D’abord favorables à une immigration « utilitaire » destinée à pourvoir les emplois dont leurs citoyens ne voulaient pas ou plus, les gouvernements européens ont alors tenté d’ordonner ou de ralentir ce flux. D’où une certaine cacophonie réglementaire, l’accueil des travailleurs migrants étant plus ouvert dans les pays du nord de l’Europe – il est vrai moins exposés – que dans ceux du sud. Partout, les regroupements familiaux sont rendus plus difficiles et exigent des conditions de ressources, de logement, voire de maîtrise de la langue. Les contrats d’intégration fleurissent avec pour objectif avoué de fermer le robinet de l’immigration clandestine.

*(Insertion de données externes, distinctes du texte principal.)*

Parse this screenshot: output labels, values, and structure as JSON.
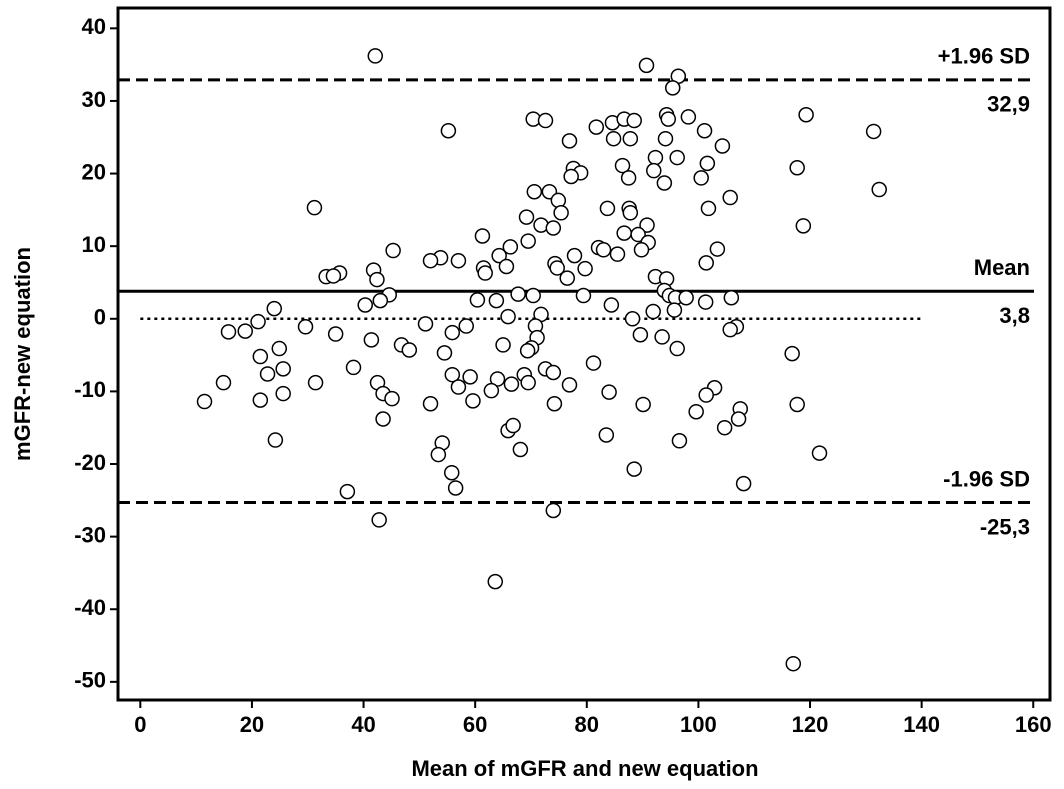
{
  "chart_data": {
    "type": "scatter",
    "x_label": "Mean of mGFR and new equation",
    "y_label": "mGFR-new equation",
    "xlim": [
      -4,
      163
    ],
    "ylim": [
      -52.5,
      42.8
    ],
    "xticks": [
      0,
      20,
      40,
      60,
      80,
      100,
      120,
      140,
      160
    ],
    "yticks": [
      -50,
      -40,
      -30,
      -20,
      -10,
      0,
      10,
      20,
      30,
      40
    ],
    "marker_color": "#000000",
    "lines": [
      {
        "label": "+1.96 SD",
        "value": 32.9,
        "value_label": "32,9",
        "style": "dashed"
      },
      {
        "label": "Mean",
        "value": 3.8,
        "value_label": "3,8",
        "style": "solid"
      },
      {
        "label": "-1.96 SD",
        "value": -25.3,
        "value_label": "-25,3",
        "style": "dashed"
      }
    ],
    "zero_line": {
      "value": 0,
      "x_range": [
        0,
        140
      ],
      "style": "dotted"
    },
    "x": [
      42.1,
      90.7,
      96.4,
      95.4,
      55.2,
      70.4,
      72.6,
      81.7,
      84.6,
      86.7,
      88.5,
      94.3,
      94.6,
      98.2,
      101.1,
      84.8,
      87.8,
      76.9,
      94.1,
      104.3,
      119.3,
      131.4,
      92.3,
      96.2,
      86.4,
      77.6,
      78.9,
      77.2,
      87.5,
      92.0,
      93.9,
      100.5,
      101.6,
      117.7,
      132.4,
      70.6,
      73.3,
      74.9,
      75.4,
      105.7,
      31.2,
      83.7,
      87.6,
      87.8,
      101.8,
      69.2,
      71.8,
      74.0,
      90.8,
      86.7,
      89.2,
      118.8,
      61.3,
      69.5,
      66.3,
      91.0,
      89.8,
      82.1,
      83.0,
      85.5,
      77.8,
      103.4,
      45.3,
      64.3,
      53.8,
      52.0,
      57.0,
      74.3,
      101.4,
      61.5,
      65.6,
      61.8,
      74.7,
      79.7,
      35.7,
      33.3,
      34.6,
      41.8,
      42.4,
      76.5,
      92.3,
      94.3,
      93.9,
      94.8,
      95.9,
      97.8,
      79.4,
      67.7,
      70.4,
      44.6,
      43.0,
      60.4,
      63.8,
      84.4,
      101.3,
      105.9,
      40.3,
      24.0,
      95.7,
      91.9,
      71.8,
      65.9,
      88.2,
      21.1,
      51.1,
      29.6,
      58.4,
      70.8,
      106.8,
      105.7,
      18.8,
      15.8,
      35.0,
      55.9,
      71.1,
      41.4,
      89.6,
      93.5,
      46.8,
      65.0,
      48.2,
      24.9,
      70.1,
      69.4,
      96.2,
      54.5,
      116.8,
      21.5,
      81.2,
      38.2,
      25.6,
      72.6,
      22.8,
      55.9,
      74.0,
      68.8,
      59.1,
      64.0,
      14.9,
      31.4,
      42.5,
      57.0,
      66.5,
      69.5,
      76.9,
      102.9,
      62.9,
      43.5,
      84.0,
      25.6,
      101.4,
      21.5,
      45.1,
      11.5,
      52.0,
      59.6,
      74.2,
      90.1,
      117.7,
      107.5,
      99.6,
      107.2,
      43.5,
      104.7,
      65.9,
      66.8,
      83.5,
      24.2,
      96.6,
      54.1,
      68.1,
      121.7,
      53.4,
      88.5,
      55.8,
      108.1,
      56.5,
      37.1,
      42.8,
      74.0,
      63.6,
      117.0
    ],
    "values": [
      36.2,
      34.9,
      33.4,
      31.8,
      25.9,
      27.5,
      27.3,
      26.4,
      27.0,
      27.5,
      27.3,
      28.1,
      27.5,
      27.8,
      25.9,
      24.8,
      24.8,
      24.5,
      24.8,
      23.8,
      28.1,
      25.8,
      22.2,
      22.2,
      21.1,
      20.7,
      20.1,
      19.6,
      19.4,
      20.4,
      18.7,
      19.4,
      21.4,
      20.8,
      17.8,
      17.5,
      17.5,
      16.3,
      14.6,
      16.7,
      15.3,
      15.2,
      15.2,
      14.6,
      15.2,
      14.0,
      12.9,
      12.5,
      12.9,
      11.8,
      11.6,
      12.8,
      11.4,
      10.7,
      9.9,
      10.5,
      9.5,
      9.8,
      9.5,
      8.9,
      8.7,
      9.6,
      9.4,
      8.7,
      8.4,
      8.0,
      8.0,
      7.6,
      7.7,
      7.0,
      7.2,
      6.3,
      7.0,
      6.9,
      6.3,
      5.8,
      5.9,
      6.7,
      5.4,
      5.6,
      5.8,
      5.5,
      3.9,
      3.2,
      2.9,
      2.9,
      3.2,
      3.4,
      3.2,
      3.3,
      2.5,
      2.6,
      2.5,
      1.9,
      2.3,
      2.9,
      1.9,
      1.4,
      1.2,
      1.0,
      0.6,
      0.3,
      0.0,
      -0.4,
      -0.7,
      -1.1,
      -1.0,
      -1.0,
      -1.1,
      -1.5,
      -1.7,
      -1.8,
      -2.1,
      -1.9,
      -2.6,
      -2.9,
      -2.2,
      -2.5,
      -3.6,
      -3.6,
      -4.3,
      -4.1,
      -4.0,
      -4.4,
      -4.1,
      -4.7,
      -4.8,
      -5.2,
      -6.1,
      -6.7,
      -6.9,
      -6.9,
      -7.6,
      -7.7,
      -7.4,
      -7.7,
      -8.0,
      -8.3,
      -8.8,
      -8.8,
      -8.8,
      -9.4,
      -9.0,
      -8.8,
      -9.1,
      -9.5,
      -9.9,
      -10.3,
      -10.1,
      -10.3,
      -10.5,
      -11.2,
      -11.0,
      -11.4,
      -11.7,
      -11.3,
      -11.7,
      -11.8,
      -11.8,
      -12.4,
      -12.8,
      -13.8,
      -13.8,
      -15.0,
      -15.4,
      -14.7,
      -16.0,
      -16.7,
      -16.8,
      -17.1,
      -18.0,
      -18.5,
      -18.7,
      -20.7,
      -21.2,
      -22.7,
      -23.3,
      -23.8,
      -27.7,
      -26.4,
      -36.2,
      -47.5
    ]
  }
}
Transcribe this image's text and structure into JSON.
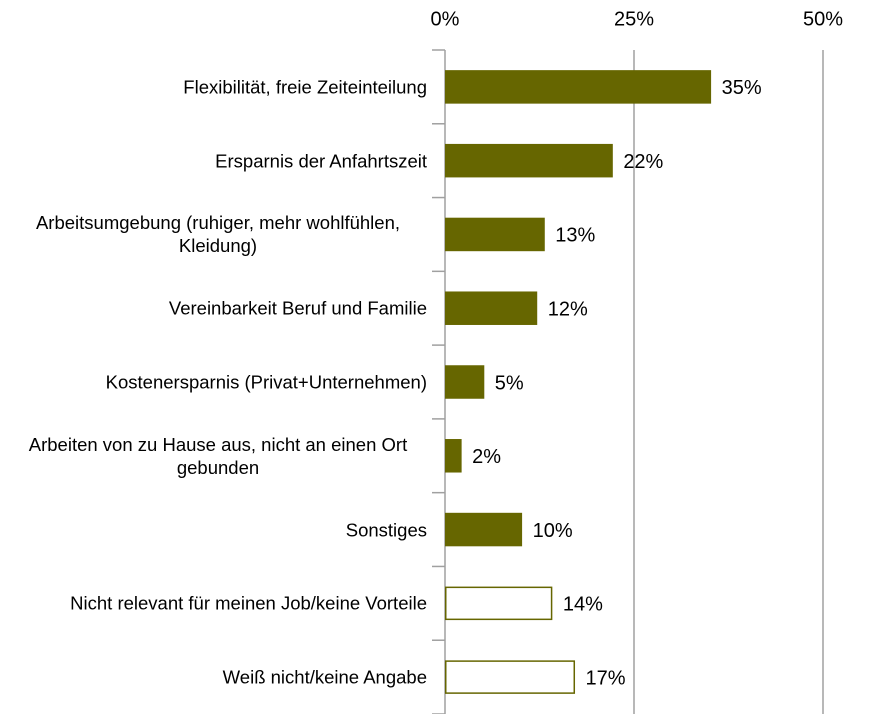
{
  "chart_data": {
    "type": "barh",
    "categories": [
      "Flexibilität, freie Zeiteinteilung",
      "Ersparnis der Anfahrtszeit",
      "Arbeitsumgebung (ruhiger, mehr wohlfühlen, Kleidung)",
      "Vereinbarkeit Beruf und Familie",
      "Kostenersparnis (Privat+Unternehmen)",
      "Arbeiten von zu Hause aus, nicht an einen Ort gebunden",
      "Sonstiges",
      "Nicht relevant für meinen Job/keine Vorteile",
      "Weiß nicht/keine Angabe"
    ],
    "values": [
      35,
      22,
      13,
      12,
      5,
      2,
      10,
      14,
      17
    ],
    "value_labels": [
      "35%",
      "22%",
      "13%",
      "12%",
      "5%",
      "2%",
      "10%",
      "14%",
      "17%"
    ],
    "colors": [
      "#666600",
      "#666600",
      "#666600",
      "#666600",
      "#666600",
      "#666600",
      "#666600",
      "#ffffff",
      "#ffffff"
    ],
    "edgecolor": "#666600",
    "xlim": [
      0,
      50
    ],
    "xticks": [
      {
        "value": 0,
        "label": "0%"
      },
      {
        "value": 25,
        "label": "25%"
      },
      {
        "value": 50,
        "label": "50%"
      }
    ],
    "grid": true
  }
}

Le 16 octobre, l’Europe a adopté un « pacte sur l’immigration et l’asile » censé définir « une politique juste, efficace et cohérente ». Mais ces euphémismes ne doivent pas faire illusion : c’est la logique sécuritaire qui l’emporte. Frontex, la police des frontières communautaires, est devenue tellement efficace qu’il faut mettre un peu d’humanité et de respect des droits élémentaires dans ses rouages !

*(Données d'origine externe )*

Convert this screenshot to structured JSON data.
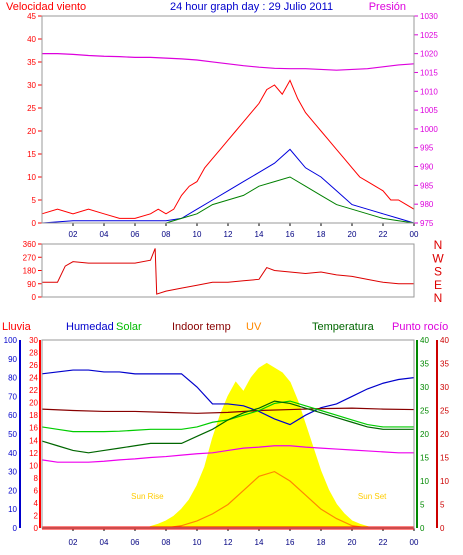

Longtemps accueillante, l’Espagne offre désormais aux étrangers extracommunautaires inscrits au chômage deux ans d’indemnités s’ils acceptent de quitter le pays et de ne pas y revenir avant trois ans. En 2009, la France mettra en place un contrat d’accueil et d’intégration (avec apprentissage obligatoire de l’hymne national), mais réduit simultanément de 195 millions à 78 millions d’euros les crédits destinés à faciliter l’intégration des travailleurs étrangers.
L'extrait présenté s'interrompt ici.